On this same “voting rights” subject six months ago, Biden called Republicans “bullies and merchants of fear and peddlers of lies” who “are threatening the very foundation of our country.” Though less colorful, yesterday’s address was merely more of the same. 

“Pass the Freedom to Vote Act! Pass it now!” the president shouted, arguing that it “would prevent voter suppression.”  

How? Well, that’s less than clear. 

For years, Democrats slammed laws requiring voters to show photo identification as “racist,” contending the requirement disproportionately suppressed black voters.
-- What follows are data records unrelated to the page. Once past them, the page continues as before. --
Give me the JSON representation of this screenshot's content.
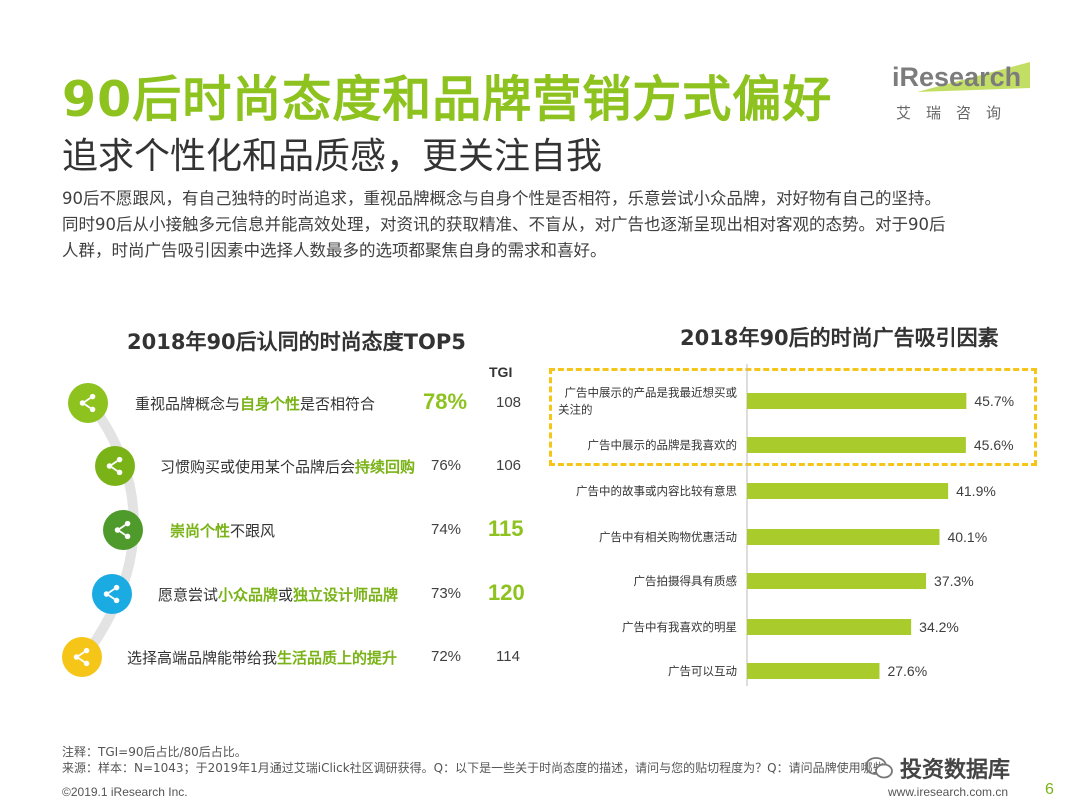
{
  "header": {
    "title": "90后时尚态度和品牌营销方式偏好",
    "subtitle": "追求个性化和品质感，更关注自我",
    "intro_lines": [
      "90后不愿跟风，有自己独特的时尚追求，重视品牌概念与自身个性是否相符，乐意尝试小众品牌，对好物有自己的坚持。",
      "同时90后从小接触多元信息并能高效处理，对资讯的获取精准、不盲从，对广告也逐渐呈现出相对客观的态势。对于90后",
      "人群，时尚广告吸引因素中选择人数最多的选项都聚焦自身的需求和喜好。"
    ]
  },
  "logo": {
    "text": "iResearch",
    "sub": "艾瑞咨询"
  },
  "left_panel": {
    "title": "2018年90后认同的时尚态度TOP5",
    "tgi_header": "TGI",
    "items": [
      {
        "parts": [
          {
            "t": "重视品牌概念与",
            "h": false
          },
          {
            "t": "自身个性",
            "h": true
          },
          {
            "t": "是否相符合",
            "h": false
          }
        ],
        "pct": "78%",
        "tgi": "108",
        "color": "#8dc21f"
      },
      {
        "parts": [
          {
            "t": "习惯购买或使用某个品牌后会",
            "h": false
          },
          {
            "t": "持续回购",
            "h": true
          }
        ],
        "pct": "76%",
        "tgi": "106",
        "color": "#7ab317"
      },
      {
        "parts": [
          {
            "t": "崇尚个性",
            "h": true
          },
          {
            "t": "不跟风",
            "h": false
          }
        ],
        "pct": "74%",
        "tgi": "115",
        "color": "#4e9a2a"
      },
      {
        "parts": [
          {
            "t": "愿意尝试",
            "h": false
          },
          {
            "t": "小众品牌",
            "h": true
          },
          {
            "t": "或",
            "h": false
          },
          {
            "t": "独立设计师品牌",
            "h": true
          }
        ],
        "pct": "73%",
        "tgi": "120",
        "color": "#1aabe2"
      },
      {
        "parts": [
          {
            "t": "选择高端品牌能带给我",
            "h": false
          },
          {
            "t": "生活品质上的提升",
            "h": true
          }
        ],
        "pct": "72%",
        "tgi": "114",
        "color": "#f5c518"
      }
    ]
  },
  "chart_data": {
    "type": "bar",
    "orientation": "horizontal",
    "title": "2018年90后的时尚广告吸引因素",
    "categories": [
      "广告中展示的产品是我最近想买或关注的",
      "广告中展示的品牌是我喜欢的",
      "广告中的故事或内容比较有意思",
      "广告中有相关购物优惠活动",
      "广告拍摄得具有质感",
      "广告中有我喜欢的明星",
      "广告可以互动"
    ],
    "category_lines": [
      [
        "广告中展示的产品是我最近想买或",
        "关注的"
      ],
      [
        "广告中展示的品牌是我喜欢的"
      ],
      [
        "广告中的故事或内容比较有意思"
      ],
      [
        "广告中有相关购物优惠活动"
      ],
      [
        "广告拍摄得具有质感"
      ],
      [
        "广告中有我喜欢的明星"
      ],
      [
        "广告可以互动"
      ]
    ],
    "values": [
      45.7,
      45.6,
      41.9,
      40.1,
      37.3,
      34.2,
      27.6
    ],
    "value_labels": [
      "45.7%",
      "45.6%",
      "41.9%",
      "40.1%",
      "37.3%",
      "34.2%",
      "27.6%"
    ],
    "xlim": [
      0,
      50
    ],
    "bar_color": "#a9cc2c",
    "highlight_box_color": "#f5c518",
    "highlighted_count": 2,
    "grid": false
  },
  "notes": {
    "line1": "注释：TGI=90后占比/80后占比。",
    "line2": "来源：样本：N=1043；于2019年1月通过艾瑞iClick社区调研获得。Q：以下是一些关于时尚态度的描述，请问与您的贴切程度为？Q：请问品牌使用哪些"
  },
  "footer": {
    "copyright": "©2019.1 iResearch Inc.",
    "site": "www.iresearch.com.cn",
    "page": "6",
    "watermark": "投资数据库"
  }
}
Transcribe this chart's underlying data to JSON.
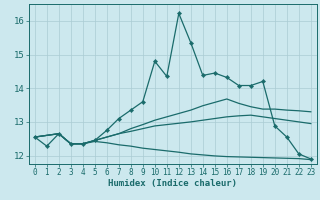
{
  "xlabel": "Humidex (Indice chaleur)",
  "bg_color": "#cce8ee",
  "line_color": "#1a6b6b",
  "grid_color": "#aaccd4",
  "xlim": [
    -0.5,
    23.5
  ],
  "ylim": [
    11.75,
    16.5
  ],
  "yticks": [
    12,
    13,
    14,
    15,
    16
  ],
  "xticks": [
    0,
    1,
    2,
    3,
    4,
    5,
    6,
    7,
    8,
    9,
    10,
    11,
    12,
    13,
    14,
    15,
    16,
    17,
    18,
    19,
    20,
    21,
    22,
    23
  ],
  "line1_x": [
    0,
    1,
    2,
    3,
    4,
    5,
    6,
    7,
    8,
    9,
    10,
    11,
    12,
    13,
    14,
    15,
    16,
    17,
    18,
    19,
    20,
    21,
    22,
    23
  ],
  "line1_y": [
    12.55,
    12.28,
    12.65,
    12.35,
    12.35,
    12.45,
    12.75,
    13.1,
    13.35,
    13.6,
    14.8,
    14.35,
    16.22,
    15.35,
    14.38,
    14.45,
    14.32,
    14.08,
    14.08,
    14.2,
    12.88,
    12.55,
    12.05,
    11.9
  ],
  "line2_x": [
    0,
    2,
    3,
    4,
    5,
    6,
    7,
    8,
    9,
    10,
    11,
    12,
    13,
    14,
    15,
    16,
    17,
    18,
    19,
    20,
    21,
    22,
    23
  ],
  "line2_y": [
    12.55,
    12.65,
    12.35,
    12.35,
    12.45,
    12.55,
    12.65,
    12.8,
    12.92,
    13.05,
    13.15,
    13.25,
    13.35,
    13.48,
    13.58,
    13.68,
    13.55,
    13.45,
    13.38,
    13.38,
    13.35,
    13.33,
    13.3
  ],
  "line3_x": [
    0,
    2,
    3,
    4,
    5,
    6,
    7,
    8,
    9,
    10,
    11,
    12,
    13,
    14,
    15,
    16,
    17,
    18,
    19,
    20,
    21,
    22,
    23
  ],
  "line3_y": [
    12.55,
    12.65,
    12.35,
    12.35,
    12.45,
    12.55,
    12.65,
    12.72,
    12.8,
    12.88,
    12.92,
    12.96,
    13.0,
    13.05,
    13.1,
    13.15,
    13.18,
    13.2,
    13.15,
    13.1,
    13.05,
    13.0,
    12.95
  ],
  "line4_x": [
    0,
    2,
    3,
    4,
    5,
    6,
    7,
    8,
    9,
    10,
    11,
    12,
    13,
    14,
    15,
    16,
    17,
    18,
    19,
    20,
    21,
    22,
    23
  ],
  "line4_y": [
    12.55,
    12.65,
    12.35,
    12.35,
    12.42,
    12.38,
    12.32,
    12.28,
    12.22,
    12.18,
    12.14,
    12.1,
    12.05,
    12.02,
    11.99,
    11.97,
    11.96,
    11.95,
    11.94,
    11.93,
    11.92,
    11.91,
    11.88
  ]
}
But then, when polls demonstrated that voters “of color” are even more supportive of Voter ID laws than are whites, Democrats quickly insisted they had always been for such laws.

Now — keep up! — voter ID laws are back to being suppressive. And the very purpose of the Dems’ Freedom to Vote Act is to strike down all such state laws.

When Georgia’s Secretary of State called for photo ID requirements last Sunday on CBS’s Face the Nation, host Margaret Brennan offered, “The Freedom to Vote Act actually does promote a national standard for states that have an ID requirement for in-person voting,” adding, “You could use a bank statement or utility bill.”

Neither of which constitutes a photo ID, as the secretary pointed out.

Democrats battling former President Trump’s so-called Big Lie have concocted one of their very own.

This is Common Sense. I’m Paul Jacob.